Иванов день вот уж три недели как миновал. Клевер скошен, а сено только еще начинают ворошить. Сейчас самая горячая пора, когда летней работы у всех по горло и даже выше, когда о праздниках и гулянии может думать разве только ленивый, вечно сонный пастух Андж. И ведь сегодня не воскресенье. Какое там! Воскресенье было три дня тому назад, и если считать по-старому, то выходит, что сегодня четверг.
А у испольщиков в Маз-Киркуцисах все-таки праздник. Комнатка тщательно прибрана и украшена. К величайшему удовольствию пастуха Анджа и прочих маленьких людишек в усадьбе, испольщик Брумелис, несмотря на больную ногу, кое-как взобрался на дуб за ветками. Хозяйская дочка Марта украсила этой зеленью потолок в комнате. Пол вымыт так, что местами кажется, будто доски прозрачные. На плите, как на параде, выстроились котелок, подойник и две шайки — одна, побольше, железная, другая, поменьше, с деревянной дужкой. В самой же печи, в темноте, притаилось глиняное блюдо, крышкой которому служит опрокинутая миска и еще что-то побольше размерами. На радость мухам даже печь истоплена, как это всегда бывает по большим праздникам.
Сам Брумелис сидит на кровати босой, в холщовых штанах и рубахе, волосы у него гладко причесаны. Бороду он тщательно выстриг ножницами, которыми стригут овец, так что теперь подбородок и добрая половина щек у него совершенно гладкие. Брумелису жарко, пот заливает глаза, но он не смеет его смахнуть, боясь взъерошить старательно приглаженные женой волосы.
Жена Брумелиса, гладко причесанная, в новом переднике, тоже сидит — у окна за столиком. Порой она посматривает на миску, которая загадочно пофыркивает на плите, потом на старика — он, по ее мнению, уже просидел глубокую яму в пышно взбитой постели. Она снова и снова поворачивается к окну с таким любопытством, что забывает смахнуть капли пота, висящие, словно бусинки, у нее на носу и на подбородке.

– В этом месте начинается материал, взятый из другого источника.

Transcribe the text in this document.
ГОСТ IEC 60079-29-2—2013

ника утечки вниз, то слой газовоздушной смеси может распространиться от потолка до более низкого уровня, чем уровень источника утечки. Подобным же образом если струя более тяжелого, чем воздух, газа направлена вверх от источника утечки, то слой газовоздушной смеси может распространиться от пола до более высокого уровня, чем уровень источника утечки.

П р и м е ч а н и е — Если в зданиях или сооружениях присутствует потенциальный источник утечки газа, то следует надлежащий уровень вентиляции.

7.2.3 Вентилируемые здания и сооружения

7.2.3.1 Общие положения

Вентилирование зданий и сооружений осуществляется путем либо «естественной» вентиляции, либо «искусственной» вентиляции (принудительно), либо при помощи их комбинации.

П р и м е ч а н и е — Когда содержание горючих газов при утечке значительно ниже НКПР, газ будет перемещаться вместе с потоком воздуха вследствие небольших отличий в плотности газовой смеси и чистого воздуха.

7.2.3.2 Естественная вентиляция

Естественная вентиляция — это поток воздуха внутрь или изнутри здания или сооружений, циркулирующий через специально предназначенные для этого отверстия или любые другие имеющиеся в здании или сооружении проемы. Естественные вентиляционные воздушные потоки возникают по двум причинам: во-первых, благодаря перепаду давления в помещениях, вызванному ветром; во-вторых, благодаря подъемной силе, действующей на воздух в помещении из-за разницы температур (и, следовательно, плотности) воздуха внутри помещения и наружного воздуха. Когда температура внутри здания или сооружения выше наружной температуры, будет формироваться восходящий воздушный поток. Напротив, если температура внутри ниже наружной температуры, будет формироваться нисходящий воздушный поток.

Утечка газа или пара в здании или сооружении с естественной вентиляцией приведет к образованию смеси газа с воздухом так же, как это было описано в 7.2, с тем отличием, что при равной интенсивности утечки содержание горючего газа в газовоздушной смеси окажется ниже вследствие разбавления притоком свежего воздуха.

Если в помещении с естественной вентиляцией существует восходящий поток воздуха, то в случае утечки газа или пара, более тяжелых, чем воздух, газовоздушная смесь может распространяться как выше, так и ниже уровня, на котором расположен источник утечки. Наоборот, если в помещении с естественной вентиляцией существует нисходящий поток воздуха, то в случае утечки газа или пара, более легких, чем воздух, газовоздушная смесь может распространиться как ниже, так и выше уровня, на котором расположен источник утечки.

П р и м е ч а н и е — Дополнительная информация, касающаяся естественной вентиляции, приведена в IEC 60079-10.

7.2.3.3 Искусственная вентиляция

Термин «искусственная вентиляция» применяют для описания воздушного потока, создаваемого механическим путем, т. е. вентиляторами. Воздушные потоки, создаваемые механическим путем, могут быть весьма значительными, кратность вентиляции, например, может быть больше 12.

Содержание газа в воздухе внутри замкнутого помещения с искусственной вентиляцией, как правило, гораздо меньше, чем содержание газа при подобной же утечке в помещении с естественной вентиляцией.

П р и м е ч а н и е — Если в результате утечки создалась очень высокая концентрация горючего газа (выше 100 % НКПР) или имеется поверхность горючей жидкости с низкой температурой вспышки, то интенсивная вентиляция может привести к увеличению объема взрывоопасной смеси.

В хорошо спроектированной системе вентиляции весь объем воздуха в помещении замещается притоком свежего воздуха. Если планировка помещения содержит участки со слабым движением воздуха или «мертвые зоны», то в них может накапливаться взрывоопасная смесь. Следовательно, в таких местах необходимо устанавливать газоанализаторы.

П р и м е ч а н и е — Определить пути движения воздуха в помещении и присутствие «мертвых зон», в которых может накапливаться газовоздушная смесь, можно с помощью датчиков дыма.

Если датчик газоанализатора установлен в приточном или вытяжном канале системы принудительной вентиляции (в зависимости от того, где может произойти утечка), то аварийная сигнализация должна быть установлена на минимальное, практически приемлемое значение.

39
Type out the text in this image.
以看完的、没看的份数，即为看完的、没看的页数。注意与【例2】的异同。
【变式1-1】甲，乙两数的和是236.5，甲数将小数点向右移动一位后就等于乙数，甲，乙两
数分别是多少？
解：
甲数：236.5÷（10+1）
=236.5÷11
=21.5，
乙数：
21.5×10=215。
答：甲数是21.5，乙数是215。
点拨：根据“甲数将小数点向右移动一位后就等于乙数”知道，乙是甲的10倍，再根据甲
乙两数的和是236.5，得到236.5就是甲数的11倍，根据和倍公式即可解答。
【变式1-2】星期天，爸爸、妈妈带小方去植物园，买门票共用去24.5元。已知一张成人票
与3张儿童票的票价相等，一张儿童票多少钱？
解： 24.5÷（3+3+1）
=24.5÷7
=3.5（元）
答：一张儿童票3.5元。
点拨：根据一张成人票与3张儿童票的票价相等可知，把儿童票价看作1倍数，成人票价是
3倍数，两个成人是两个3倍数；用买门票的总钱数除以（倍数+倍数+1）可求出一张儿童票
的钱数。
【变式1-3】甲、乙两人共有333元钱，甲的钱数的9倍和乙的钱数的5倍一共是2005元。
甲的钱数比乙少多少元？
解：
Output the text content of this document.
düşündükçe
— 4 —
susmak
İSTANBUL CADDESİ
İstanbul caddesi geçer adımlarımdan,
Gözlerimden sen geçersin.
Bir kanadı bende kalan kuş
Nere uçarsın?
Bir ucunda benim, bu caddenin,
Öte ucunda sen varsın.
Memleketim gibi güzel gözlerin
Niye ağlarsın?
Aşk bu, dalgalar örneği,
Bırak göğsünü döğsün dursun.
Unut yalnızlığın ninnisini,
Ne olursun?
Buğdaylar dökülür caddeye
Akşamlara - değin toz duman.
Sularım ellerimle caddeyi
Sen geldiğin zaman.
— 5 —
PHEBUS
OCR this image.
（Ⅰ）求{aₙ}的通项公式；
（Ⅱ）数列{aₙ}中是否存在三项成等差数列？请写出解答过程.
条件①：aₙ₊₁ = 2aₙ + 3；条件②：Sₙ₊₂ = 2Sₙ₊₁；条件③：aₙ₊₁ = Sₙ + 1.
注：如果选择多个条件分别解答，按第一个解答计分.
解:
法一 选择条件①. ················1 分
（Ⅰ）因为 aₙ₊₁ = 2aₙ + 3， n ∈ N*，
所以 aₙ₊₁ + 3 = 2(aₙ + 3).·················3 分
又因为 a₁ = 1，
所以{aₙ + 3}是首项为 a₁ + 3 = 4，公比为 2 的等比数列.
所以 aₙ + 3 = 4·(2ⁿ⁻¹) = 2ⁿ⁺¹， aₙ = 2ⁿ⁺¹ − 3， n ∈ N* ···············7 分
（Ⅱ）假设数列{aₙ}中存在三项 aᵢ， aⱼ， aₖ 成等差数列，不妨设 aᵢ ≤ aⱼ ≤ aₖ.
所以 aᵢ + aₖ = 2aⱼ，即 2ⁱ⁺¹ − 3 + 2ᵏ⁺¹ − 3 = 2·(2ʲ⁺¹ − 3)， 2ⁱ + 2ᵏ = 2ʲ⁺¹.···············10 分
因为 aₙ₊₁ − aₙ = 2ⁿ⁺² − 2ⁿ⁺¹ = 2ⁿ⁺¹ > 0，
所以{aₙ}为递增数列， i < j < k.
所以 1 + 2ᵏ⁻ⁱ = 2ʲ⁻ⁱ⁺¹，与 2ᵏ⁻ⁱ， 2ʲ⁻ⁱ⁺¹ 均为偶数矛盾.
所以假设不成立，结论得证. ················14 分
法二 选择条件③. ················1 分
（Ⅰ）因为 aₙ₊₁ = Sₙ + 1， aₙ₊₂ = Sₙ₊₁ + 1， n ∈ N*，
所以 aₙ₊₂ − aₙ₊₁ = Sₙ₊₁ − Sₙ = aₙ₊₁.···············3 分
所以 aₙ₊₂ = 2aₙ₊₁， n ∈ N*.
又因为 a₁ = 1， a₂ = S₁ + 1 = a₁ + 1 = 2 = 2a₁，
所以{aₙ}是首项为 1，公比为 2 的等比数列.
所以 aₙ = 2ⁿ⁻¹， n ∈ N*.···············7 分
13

Входит дочь хозяина — Марта, она тоже нарядилась. Чета Брумелисов поворачивается к ней и спрашивает — глазами задает вопрос, прежде нежели рот успевает произнести слова.
— Ну?
Марта качает головой. Потом даже отмахивается.
— Ничего. Смотри — не смотри, а его нет и нет.
Вид у Марты грустный. От этого и жене Брумелиса становится тоскливо, а потом тоска берет и самого Брумелиса.
— На машине-то на этой он, верно, не поехал, — через некоторое время говорит жена Брумелиса. — А то бы он уже давно здесь был.
— Ну, а на наших-то ему тоже пора быть… — Брумелис чешет за ухом. — Далеко ли здесь.
— Тебе все недалеко… — начинает жена, но не кончает.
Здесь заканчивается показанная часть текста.